Several of our good friends are set to move daughters and sons to college campuses very soon. I almost fell out of my chair when I learned the expected costs for the first year of college at an in-state university. Perhaps hearing those costs prepared me for the price tag that goes with the first year out-of-state tuition.
I remember how overwhelming college loans seemed when I was paying them back, but mine were a drop in the bucket compared to the amount of debt that these young men and women and their parents are going to take on to ensure they receive the education that will prepare them for the next phase of their lives.
It’s not only a college education that costs money. Education is a significant line item in the state and federal budget. (I have plenty of concerns about the role of government in education, but that’s an opinion for another day.)
If you think education is expensive, take a moment to consider the cost of ignorance.
Have you ever been at a fast food restaurant when the little girl behind the counter accidentally closed the register drawer before counting out your change? I’m not suggesting that all young women working part-time jobs at fast food restaurants, convenience stores or any other place of business, are not smart enough to subtract the price of a hamburger meal from a twenty-dollar bill, but I’ve been seen the lost look on a young clerk’s face more times than I care to admit.
How can a person with limited math skills work in retail? How can they figure feed rations for livestock or how to calculate herbicide rates and calibrate sprayers? You and I and the future workforce in this country, do not have an “easy” button to push.
Not everyone is going to be a rocket scientist or neurosurgeon. There will be sheet metal workers, welders, cabinet builders and auto mechanics. There will be farmers and ranchers. Every one of them will need some math skills. They will benefit from science and business economics.
Let’s go out on a limb and believe that some of these young people may actually want to open their own welding businesses or tire shops. They will need to know how to fill out profit and loss statements, loan and insurance applications, and maintain tax records.
By the time those young people graduate from high school, it is my hope that they have at least a basic understanding of the Constitution of the United States of America.

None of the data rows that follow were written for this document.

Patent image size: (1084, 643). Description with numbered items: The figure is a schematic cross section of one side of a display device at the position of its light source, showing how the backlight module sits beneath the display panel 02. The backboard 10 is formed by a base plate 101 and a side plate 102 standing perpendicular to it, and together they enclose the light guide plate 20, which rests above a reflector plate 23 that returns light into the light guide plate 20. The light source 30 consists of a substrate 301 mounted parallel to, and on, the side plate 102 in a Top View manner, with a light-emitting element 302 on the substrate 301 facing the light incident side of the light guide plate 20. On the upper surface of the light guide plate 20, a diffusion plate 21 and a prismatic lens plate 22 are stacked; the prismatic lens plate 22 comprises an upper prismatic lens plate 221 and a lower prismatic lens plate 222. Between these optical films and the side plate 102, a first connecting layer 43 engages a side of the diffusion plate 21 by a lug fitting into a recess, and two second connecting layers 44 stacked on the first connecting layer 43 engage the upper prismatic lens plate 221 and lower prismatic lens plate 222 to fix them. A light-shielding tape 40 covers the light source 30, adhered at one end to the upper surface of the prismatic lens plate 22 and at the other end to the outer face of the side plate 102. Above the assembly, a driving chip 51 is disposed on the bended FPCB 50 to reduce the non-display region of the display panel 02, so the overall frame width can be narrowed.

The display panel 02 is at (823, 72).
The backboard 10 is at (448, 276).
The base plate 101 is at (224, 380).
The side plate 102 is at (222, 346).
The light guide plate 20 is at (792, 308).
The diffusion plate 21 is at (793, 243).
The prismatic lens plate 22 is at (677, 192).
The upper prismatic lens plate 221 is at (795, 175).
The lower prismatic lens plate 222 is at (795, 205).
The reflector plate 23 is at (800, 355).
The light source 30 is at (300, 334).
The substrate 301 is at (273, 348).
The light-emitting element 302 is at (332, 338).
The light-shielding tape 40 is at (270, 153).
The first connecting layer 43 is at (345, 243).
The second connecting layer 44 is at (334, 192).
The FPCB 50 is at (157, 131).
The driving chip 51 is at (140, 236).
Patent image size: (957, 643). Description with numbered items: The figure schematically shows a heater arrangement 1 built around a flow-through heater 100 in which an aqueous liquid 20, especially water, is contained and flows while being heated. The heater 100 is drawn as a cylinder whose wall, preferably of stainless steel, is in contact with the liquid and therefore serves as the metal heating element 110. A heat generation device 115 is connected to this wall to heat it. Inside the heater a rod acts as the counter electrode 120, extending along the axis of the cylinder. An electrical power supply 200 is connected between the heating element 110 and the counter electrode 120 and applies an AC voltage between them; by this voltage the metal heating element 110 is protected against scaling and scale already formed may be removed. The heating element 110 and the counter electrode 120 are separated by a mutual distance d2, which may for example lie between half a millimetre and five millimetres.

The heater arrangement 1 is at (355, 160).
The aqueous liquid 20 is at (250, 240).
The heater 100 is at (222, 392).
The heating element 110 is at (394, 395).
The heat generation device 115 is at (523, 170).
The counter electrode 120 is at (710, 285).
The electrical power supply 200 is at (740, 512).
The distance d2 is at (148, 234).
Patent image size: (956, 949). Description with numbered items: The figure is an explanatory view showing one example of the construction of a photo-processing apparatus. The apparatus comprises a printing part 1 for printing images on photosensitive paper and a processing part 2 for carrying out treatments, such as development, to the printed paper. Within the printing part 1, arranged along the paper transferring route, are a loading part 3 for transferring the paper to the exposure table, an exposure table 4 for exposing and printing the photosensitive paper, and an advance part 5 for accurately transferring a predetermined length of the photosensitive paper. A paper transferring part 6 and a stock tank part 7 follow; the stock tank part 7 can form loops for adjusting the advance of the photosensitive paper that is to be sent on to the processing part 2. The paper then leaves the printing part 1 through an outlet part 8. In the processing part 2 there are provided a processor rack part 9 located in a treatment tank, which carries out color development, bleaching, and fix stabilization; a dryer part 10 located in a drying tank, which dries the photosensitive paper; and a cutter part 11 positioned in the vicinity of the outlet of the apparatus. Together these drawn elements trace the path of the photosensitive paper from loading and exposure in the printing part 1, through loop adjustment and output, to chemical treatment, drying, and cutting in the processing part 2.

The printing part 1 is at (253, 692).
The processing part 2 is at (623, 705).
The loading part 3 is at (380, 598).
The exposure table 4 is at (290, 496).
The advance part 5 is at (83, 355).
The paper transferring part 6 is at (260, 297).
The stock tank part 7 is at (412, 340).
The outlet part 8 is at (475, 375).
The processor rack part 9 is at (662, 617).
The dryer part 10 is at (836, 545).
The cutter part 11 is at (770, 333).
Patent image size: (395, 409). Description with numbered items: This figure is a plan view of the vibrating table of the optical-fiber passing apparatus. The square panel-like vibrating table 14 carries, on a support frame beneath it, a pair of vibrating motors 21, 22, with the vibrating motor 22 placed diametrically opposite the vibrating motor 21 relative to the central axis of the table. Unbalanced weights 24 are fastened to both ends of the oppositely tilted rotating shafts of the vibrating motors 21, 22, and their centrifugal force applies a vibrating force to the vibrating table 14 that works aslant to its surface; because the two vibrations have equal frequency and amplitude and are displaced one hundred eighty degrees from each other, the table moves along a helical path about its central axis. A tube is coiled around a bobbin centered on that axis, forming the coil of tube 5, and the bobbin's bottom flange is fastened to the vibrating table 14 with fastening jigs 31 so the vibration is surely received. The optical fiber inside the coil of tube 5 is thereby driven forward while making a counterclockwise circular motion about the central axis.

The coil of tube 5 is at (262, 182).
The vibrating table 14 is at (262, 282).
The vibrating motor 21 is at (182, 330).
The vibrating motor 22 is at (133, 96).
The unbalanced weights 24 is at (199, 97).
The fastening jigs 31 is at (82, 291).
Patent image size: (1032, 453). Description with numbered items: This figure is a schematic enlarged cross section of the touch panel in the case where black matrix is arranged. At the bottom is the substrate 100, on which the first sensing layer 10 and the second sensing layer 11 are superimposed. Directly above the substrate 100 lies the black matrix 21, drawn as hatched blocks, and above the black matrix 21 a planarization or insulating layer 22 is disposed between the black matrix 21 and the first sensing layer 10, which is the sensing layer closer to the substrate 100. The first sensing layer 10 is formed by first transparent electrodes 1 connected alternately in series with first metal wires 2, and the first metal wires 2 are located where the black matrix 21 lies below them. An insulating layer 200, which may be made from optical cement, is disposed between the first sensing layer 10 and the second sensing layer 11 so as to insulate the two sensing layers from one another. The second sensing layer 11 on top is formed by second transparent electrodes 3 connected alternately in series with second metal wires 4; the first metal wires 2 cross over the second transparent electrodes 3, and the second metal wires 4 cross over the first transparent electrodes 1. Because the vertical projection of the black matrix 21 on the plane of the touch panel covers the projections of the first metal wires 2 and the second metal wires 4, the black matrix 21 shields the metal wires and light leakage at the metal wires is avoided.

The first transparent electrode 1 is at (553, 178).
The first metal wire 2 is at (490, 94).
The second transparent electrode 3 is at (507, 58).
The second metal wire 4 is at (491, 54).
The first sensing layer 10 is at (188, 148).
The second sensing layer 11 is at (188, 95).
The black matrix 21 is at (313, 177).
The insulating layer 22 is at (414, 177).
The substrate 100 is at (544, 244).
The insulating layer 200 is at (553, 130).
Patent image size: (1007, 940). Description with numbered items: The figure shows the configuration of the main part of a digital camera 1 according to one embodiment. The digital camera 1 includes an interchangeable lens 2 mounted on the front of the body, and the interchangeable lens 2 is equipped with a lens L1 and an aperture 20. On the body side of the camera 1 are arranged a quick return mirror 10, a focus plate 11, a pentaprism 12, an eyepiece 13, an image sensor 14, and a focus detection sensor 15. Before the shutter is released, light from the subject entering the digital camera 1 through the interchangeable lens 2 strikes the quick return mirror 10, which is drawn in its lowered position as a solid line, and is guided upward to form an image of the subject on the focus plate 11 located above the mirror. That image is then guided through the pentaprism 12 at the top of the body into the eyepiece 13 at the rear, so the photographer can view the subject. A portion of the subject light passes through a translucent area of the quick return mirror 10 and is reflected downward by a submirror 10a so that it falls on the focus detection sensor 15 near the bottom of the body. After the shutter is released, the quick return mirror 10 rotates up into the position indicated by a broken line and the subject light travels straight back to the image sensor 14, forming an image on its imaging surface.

There has never been a time in this country’s history when there has been a greater need for citizens to understand the premise upon which our country was built.
I hope they know The First Amendment was written to protect and empower them:
Congress shall make no law respecting an establishment of religion, or prohibiting the free exercise thereof; or abridging the freedom of speech, or of the press; or the right of the people peaceably to assemble, and to petition the Government for a redress of grievances.